The underlying substructure code can be found here

https://github.com/asad/SMSD-GUI/blob/master/src/org/openscience/smsd/SubStructure.java

New link has optimised substructure search code

https://github.com/asad/SMSD/blob/master/src/org/openscience/smsd/Substructure.java

Results: Here is a small substructure search benchmark test between UIT and SMSD. I have taken 30 query molecules and fired each of them against a decoy of 15030 molecules. At least a hit is expected from each query run.

Substructure benchmark between SMSD vs UIT

Substructure benchmark between SMSD vs UIT

In this case UIT seems to have an edge over SMSD as, in a few cases it takes more time. I have to check if the real difference is between implementation of the code or the actual algorithm itself.

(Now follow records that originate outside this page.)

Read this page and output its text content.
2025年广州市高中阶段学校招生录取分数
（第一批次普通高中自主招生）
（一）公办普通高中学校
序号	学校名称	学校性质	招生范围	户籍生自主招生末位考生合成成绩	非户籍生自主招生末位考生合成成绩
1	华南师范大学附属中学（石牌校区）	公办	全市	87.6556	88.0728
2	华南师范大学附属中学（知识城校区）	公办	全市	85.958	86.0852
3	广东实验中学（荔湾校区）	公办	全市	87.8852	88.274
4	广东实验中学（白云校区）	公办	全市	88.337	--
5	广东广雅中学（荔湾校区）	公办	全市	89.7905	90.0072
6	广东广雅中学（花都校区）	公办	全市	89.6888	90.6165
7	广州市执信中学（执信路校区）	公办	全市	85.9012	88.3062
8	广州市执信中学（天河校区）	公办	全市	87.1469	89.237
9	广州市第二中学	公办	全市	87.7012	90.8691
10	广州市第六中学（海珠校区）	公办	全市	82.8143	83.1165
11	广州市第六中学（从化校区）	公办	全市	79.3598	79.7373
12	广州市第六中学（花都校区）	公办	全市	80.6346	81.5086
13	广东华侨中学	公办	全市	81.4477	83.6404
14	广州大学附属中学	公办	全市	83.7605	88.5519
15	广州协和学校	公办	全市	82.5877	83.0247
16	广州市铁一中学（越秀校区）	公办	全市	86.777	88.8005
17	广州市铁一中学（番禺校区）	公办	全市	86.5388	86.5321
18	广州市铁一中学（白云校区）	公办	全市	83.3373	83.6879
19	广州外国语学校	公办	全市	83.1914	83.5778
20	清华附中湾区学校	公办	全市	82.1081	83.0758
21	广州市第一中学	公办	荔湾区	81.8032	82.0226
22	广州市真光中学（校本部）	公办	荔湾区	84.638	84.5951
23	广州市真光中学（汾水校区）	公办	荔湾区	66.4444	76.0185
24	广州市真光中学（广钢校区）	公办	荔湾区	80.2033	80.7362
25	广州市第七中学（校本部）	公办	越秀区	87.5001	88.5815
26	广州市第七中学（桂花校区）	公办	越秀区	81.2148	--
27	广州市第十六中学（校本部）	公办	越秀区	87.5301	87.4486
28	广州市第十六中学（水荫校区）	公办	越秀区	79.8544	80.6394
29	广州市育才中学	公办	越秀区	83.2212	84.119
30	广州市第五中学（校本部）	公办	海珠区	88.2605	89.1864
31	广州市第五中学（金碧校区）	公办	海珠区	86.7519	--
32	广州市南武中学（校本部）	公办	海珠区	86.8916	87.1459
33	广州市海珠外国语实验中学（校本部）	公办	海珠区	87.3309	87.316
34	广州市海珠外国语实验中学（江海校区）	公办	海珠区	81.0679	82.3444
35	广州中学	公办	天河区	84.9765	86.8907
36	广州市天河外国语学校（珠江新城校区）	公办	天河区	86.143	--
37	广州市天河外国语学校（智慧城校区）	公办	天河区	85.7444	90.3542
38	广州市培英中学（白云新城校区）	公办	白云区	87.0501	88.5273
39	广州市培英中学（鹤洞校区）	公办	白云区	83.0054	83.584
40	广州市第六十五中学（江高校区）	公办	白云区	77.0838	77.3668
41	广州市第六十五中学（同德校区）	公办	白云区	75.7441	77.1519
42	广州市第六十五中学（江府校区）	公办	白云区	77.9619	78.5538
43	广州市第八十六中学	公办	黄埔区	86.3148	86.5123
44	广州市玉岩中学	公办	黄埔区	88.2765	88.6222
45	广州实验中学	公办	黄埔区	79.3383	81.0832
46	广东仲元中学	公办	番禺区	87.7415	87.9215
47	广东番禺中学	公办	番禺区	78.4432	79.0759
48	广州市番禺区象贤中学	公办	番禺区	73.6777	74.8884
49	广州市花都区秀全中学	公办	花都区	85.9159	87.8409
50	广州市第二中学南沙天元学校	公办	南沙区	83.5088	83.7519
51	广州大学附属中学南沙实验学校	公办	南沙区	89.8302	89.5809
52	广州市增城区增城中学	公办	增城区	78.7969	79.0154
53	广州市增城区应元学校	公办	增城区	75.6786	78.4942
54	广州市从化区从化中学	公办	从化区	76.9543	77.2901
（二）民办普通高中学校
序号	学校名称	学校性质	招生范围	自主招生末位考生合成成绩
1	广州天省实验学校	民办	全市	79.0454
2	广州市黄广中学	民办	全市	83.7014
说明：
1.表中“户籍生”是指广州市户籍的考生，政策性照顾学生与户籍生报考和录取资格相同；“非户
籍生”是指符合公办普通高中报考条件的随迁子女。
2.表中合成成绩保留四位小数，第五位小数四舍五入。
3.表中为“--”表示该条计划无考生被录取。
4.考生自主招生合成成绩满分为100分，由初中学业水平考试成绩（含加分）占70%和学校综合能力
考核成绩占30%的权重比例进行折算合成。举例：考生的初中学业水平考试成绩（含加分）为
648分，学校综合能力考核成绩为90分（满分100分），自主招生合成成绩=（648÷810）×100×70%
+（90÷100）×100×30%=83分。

You can find the results and the benchmark code here https://github.com/asad/Benchmark

The change(s) which is required in the SMSD code will involve heavy refactoring of the VF lib code. The present code works fine for the MCS but it’s time to optimise it for the substructure search. Any suggestions in optimising the VF code would be more than welcome. Please refer to the following class if you have any suggestions 🙂

Links updated: 1st Oct 2011

https://github.com/asad/SMSD/blob/master/src/org/openscience/smsd/algorithm/vflib/map/VFMapper.java

https://github.com/asad/SMSD/blob/master/src/org/openscience/smsd/algorithm/vflib/map/VFState.java

I hope someone out there will have a cracking solution!